Oasis use should be mandatory

By Editorial Board

Despite many students’ qualms about the structure and capability of Oasis, the foundation of the online system is strong. It is commonly used for things like class registration, academic support and viewing Student Financial Services records, but the system is also often used for classroom communication.

Oasis would benefit students much more if it were used by every teacher, but not all faculty utilize the system. Improvements could be made to the site’s logistics, but Oasis does not need to be completely changed or revamped.

It should be mandatory for professors to use Oasis, which would create consistency for students. At minimum, teachers should upload their course syllabus, course handouts and a list of the required textbooks. It is also helpful for students if teachers update grades, attendance and class notes.

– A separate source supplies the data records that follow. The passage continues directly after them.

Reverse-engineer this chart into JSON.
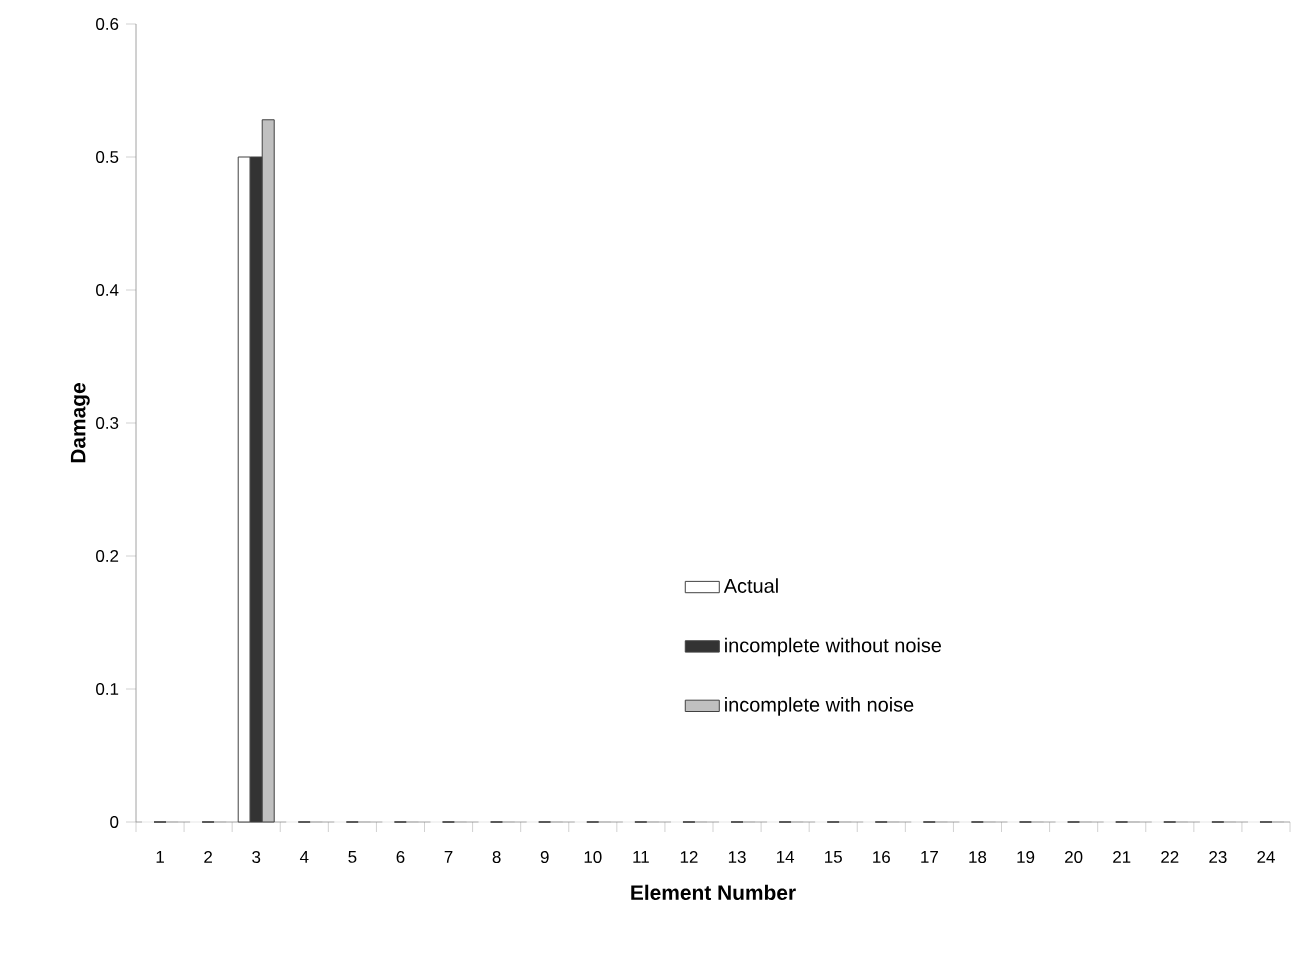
{
  "chart_data": {
    "type": "bar",
    "xlabel": "Element Number",
    "ylabel": "Damage",
    "categories": [
      "1",
      "2",
      "3",
      "4",
      "5",
      "6",
      "7",
      "8",
      "9",
      "10",
      "11",
      "12",
      "13",
      "14",
      "15",
      "16",
      "17",
      "18",
      "19",
      "20",
      "21",
      "22",
      "23",
      "24"
    ],
    "series": [
      {
        "name": "Actual",
        "color": "#ffffff",
        "values": [
          0,
          0,
          0.5,
          0,
          0,
          0,
          0,
          0,
          0,
          0,
          0,
          0,
          0,
          0,
          0,
          0,
          0,
          0,
          0,
          0,
          0,
          0,
          0,
          0
        ]
      },
      {
        "name": "incomplete  without noise",
        "color": "#333333",
        "values": [
          0,
          0,
          0.5,
          0,
          0,
          0,
          0,
          0,
          0,
          0,
          0,
          0,
          0,
          0,
          0,
          0,
          0,
          0,
          0,
          0,
          0,
          0,
          0,
          0
        ]
      },
      {
        "name": "incomplete  with noise",
        "color": "#c0c0c0",
        "values": [
          0,
          0,
          0.528,
          0,
          0,
          0,
          0,
          0,
          0,
          0,
          0,
          0,
          0,
          0,
          0,
          0,
          0,
          0,
          0,
          0,
          0,
          0,
          0,
          0
        ]
      }
    ],
    "ylim": [
      0,
      0.6
    ],
    "yticks": [
      0,
      0.1,
      0.2,
      0.3,
      0.4,
      0.5,
      0.6
    ],
    "grid": false,
    "legend": "bottom"
  }
}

Mandatory use of Oasis will provide students with electronic copies of syllabi and handouts if they are absent, lose their originals, or if teachers make changes to their syllabus, preventing the professor from having to redistribute the information to the student.

Teachers can also post messages on their class page to let students know if class is going to be cancelled or if the classroom moved. Keeping students updated about what’s going on in the class should be the central idea of Oasis.

Some teachers use other sites, such as Moodle or Near Time, to communicate with students. These sites may be more aesthetically pleasing, but they become two more on a long list that students must keep track of monitoring. It would be more beneficial for students to centralize classroom communication through the already-existing Oasis site.

Columbia already provides workshop sessions for new teachers to learn how to use Oasis. These efforts could be extended to any current professor who is unsure of how to utilize the system to make communication with students more efficient. The college could also provide instructions for students on how to navigate the site through e-mail instructions or a new student orientation program.